1031 Property Exchange
In the real estate investment sector, the 1031 exchange technique is often employed. Even though it is illegal not to pay taxes out of a sold property, this technique ensures the tax evasion is legal. For this to be successful, there are rules that accompany this process in order.
The proceeds from the sold property are to be invested in another property of the investor’s choice within a period of forty-five days so that no tax is charged on the amount. According to the law, the closing escrow of the new investment property is one hundred and eighty days. The two properties: the purchased and the sold are to be of like kind. The like kind characteristic means that the investment property should serve the function of business and investment only. For an investor who wishes to defer tax payments all through their investments, it is possible as the procedure can be repeated for as long as they wish to following the necessary rules. The down leg property is the property an investor disposes using the 1031 exchange. In the same way, the property that is obtained with the proceeds is called the up leg property.
Operating using the 1031 exchange in real estate is common because real estate investments result in investors saving a lot that would otherwise be paid as tax. This makes the investors under this scope to be sure of getting passive income from the investment. In this kind of income, a given investor does not suffer the burden of funding the acquisition of the investment property that will aid in generating income. Since the ownership of investment is transferred from the down leg property to the up leg property, then the investor does not have to create funds to have a new property to generate income. The investor, therefore, will always be in possession of passive income property under the 1031 exchange.

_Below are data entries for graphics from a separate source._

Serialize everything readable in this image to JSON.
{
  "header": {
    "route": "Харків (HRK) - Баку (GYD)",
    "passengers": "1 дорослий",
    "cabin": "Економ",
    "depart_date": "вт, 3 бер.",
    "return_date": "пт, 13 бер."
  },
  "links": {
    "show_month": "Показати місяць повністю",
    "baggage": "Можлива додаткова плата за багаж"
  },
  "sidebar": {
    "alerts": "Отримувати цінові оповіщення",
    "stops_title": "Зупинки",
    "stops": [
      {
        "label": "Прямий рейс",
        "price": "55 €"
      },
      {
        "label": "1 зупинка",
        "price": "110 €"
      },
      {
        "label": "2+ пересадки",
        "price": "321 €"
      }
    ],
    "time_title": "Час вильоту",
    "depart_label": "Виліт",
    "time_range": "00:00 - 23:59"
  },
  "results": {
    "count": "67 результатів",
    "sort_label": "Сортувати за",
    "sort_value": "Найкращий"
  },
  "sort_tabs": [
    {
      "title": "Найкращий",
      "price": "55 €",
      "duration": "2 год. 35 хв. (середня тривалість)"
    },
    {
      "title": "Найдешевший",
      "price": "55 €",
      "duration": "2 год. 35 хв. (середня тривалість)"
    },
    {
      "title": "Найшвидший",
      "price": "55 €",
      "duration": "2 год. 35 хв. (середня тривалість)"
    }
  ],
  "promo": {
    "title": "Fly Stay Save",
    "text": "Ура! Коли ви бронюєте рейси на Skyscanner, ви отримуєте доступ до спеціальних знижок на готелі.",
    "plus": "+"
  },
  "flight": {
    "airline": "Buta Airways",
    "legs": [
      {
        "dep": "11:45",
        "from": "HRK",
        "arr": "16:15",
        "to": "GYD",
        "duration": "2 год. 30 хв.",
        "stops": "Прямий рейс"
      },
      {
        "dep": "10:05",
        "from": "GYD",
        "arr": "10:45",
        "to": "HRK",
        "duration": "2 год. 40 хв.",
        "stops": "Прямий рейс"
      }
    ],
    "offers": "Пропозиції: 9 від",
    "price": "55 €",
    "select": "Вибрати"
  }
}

There are instances in which one loses their property in real estate to fires and thieves. This calls for the investor to put in place a replacement property to the lost property. This is so as to compensate the occupant of the initial property as well as to maintain the investment. This, of course, comes as an expense to the investor and sometimes a loss because the replacement property more often than not usually costs more than the initial property. Usually, such investors would opt to evade the extra cost of tax so they have to go to the 1031 property investment exchange and transfer the possession from the initial investment to the new property following the protocol under the conditions they are facing.
Compared to the normal way of investing in real estate, use of the 1031 exchange in investing property technique is very profitable to the involved investor.